As the ukiyo-e artist’s before him, Lautrec sought a new audience, a break from the traditional patrons. He produced illustrations, invitations, song-sheets, theater programs, periodicals and menus, all through the lithographic medium, all reflecting an increasing influence of Japanese prints. These works reached a wide audience, visible from the street in the windows of Montmartre’s cabarets and café concerts.
Just as 18th-century yakusha-e announced upcoming performances and starring actors, Lautrec’s lithographs celebrated and publicized the clubs and performances of his friends from the demimonde. He integrated a muted color palate, bird’s eye perspective, flattened spaces and colors, raking diagonals, truncated objects, and complex composition into his already vibrant style. In 1892, Lautrec began signing his works with his initials, HTL, compressed into a circle. This emblem was inspired by designs found on tsuba, or Japanese sword hilts. Often rendered in vermillion, this signature evoked the seals found on the prints he collected. Japanese calligraphy left a profound impact on Lautrec’s understanding of movement. The artist ordered brushes and inks from Japan, eager to achieve the spontaneity of form and tangible movement that he admired in Japanese brush drawings and calligraphy.
Lautrec combined these compositional tools and a calligraphic spontaneity of line with an intimacy learned from Utamaro and the explosive theatricality and individuality of Sharaku. Of his peers, Lautrec idolized Degas. Navigating the shadowed life of the Parisian dancers, Degas captured the human body in its myriad postures and silent languages. Lautrec furthered this idea through the lessons of the ukiyo-e masters, exploring the emotional power hidden in each angle, the secret language of each subtle shift in posture and expression. Informed by the austerity of line in Hokusai’s Manga, Lautrec astutely conveys meanings through countless postures and facial expressions. Misia Nathanson, a friend of the artist asked, “Tell me, Lautrec, why do you always make your women so ugly?” He quickly shot back, “Because they are ugly!” To Lautrec, beauty was found in the grimace, in the distinctive features that he inflated to near caricature. His portraits of performers evoke the Japanese mie—the exaggerated dramatic pose, often held at a climactic moment in a kabuki production— to create dynamic portraits of recognizable public personas. While Lautrec’s renditions were not always deemed favorable, they conveyed indisputable likeness.

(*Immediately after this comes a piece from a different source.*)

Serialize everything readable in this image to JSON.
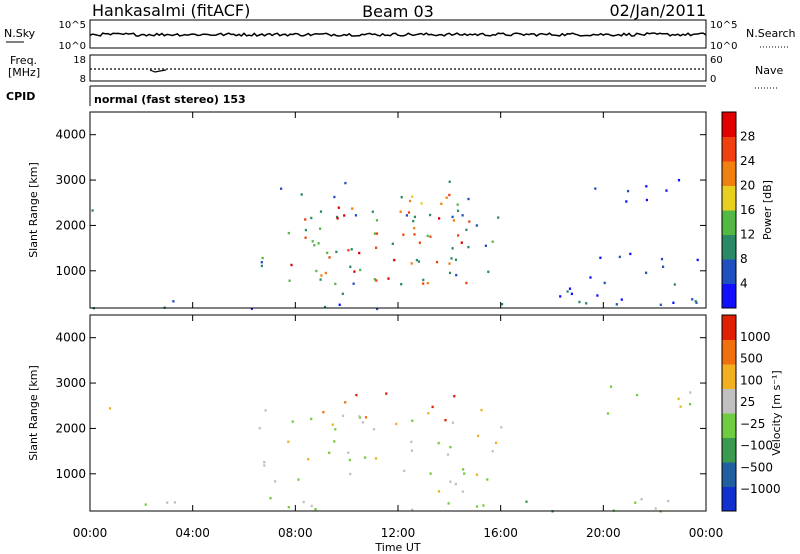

In 1899, Lautrec suffered from syphilis and growing alcoholism. Institutionalized in Neuilly, he began to furiously sketch from memory in an effort to convince his doctors of his sanity and earn his freedom. While he succeeded and was released after several months of treatment, he promptly returned to his drinking and soon abandoned his work. He never made it to Japan. Though his mother had offered to finance his trip, Lautrec could never find a willing travel companion. In 1901, Henri de Toulouse-Lautrec suffered a stroke and died on September 9th at the age of 36. Following his death, the character of Montmartre began to fade. The sarcastic critique of the bourgeoisie and reprieve from polite society Lautrec immortalized in his paintings, drawings and prints became the mainstream entertainment center of early-20th century Paris. Like the floating world of Edo, the demimonde of Montmartre dissolved with the push of modernity.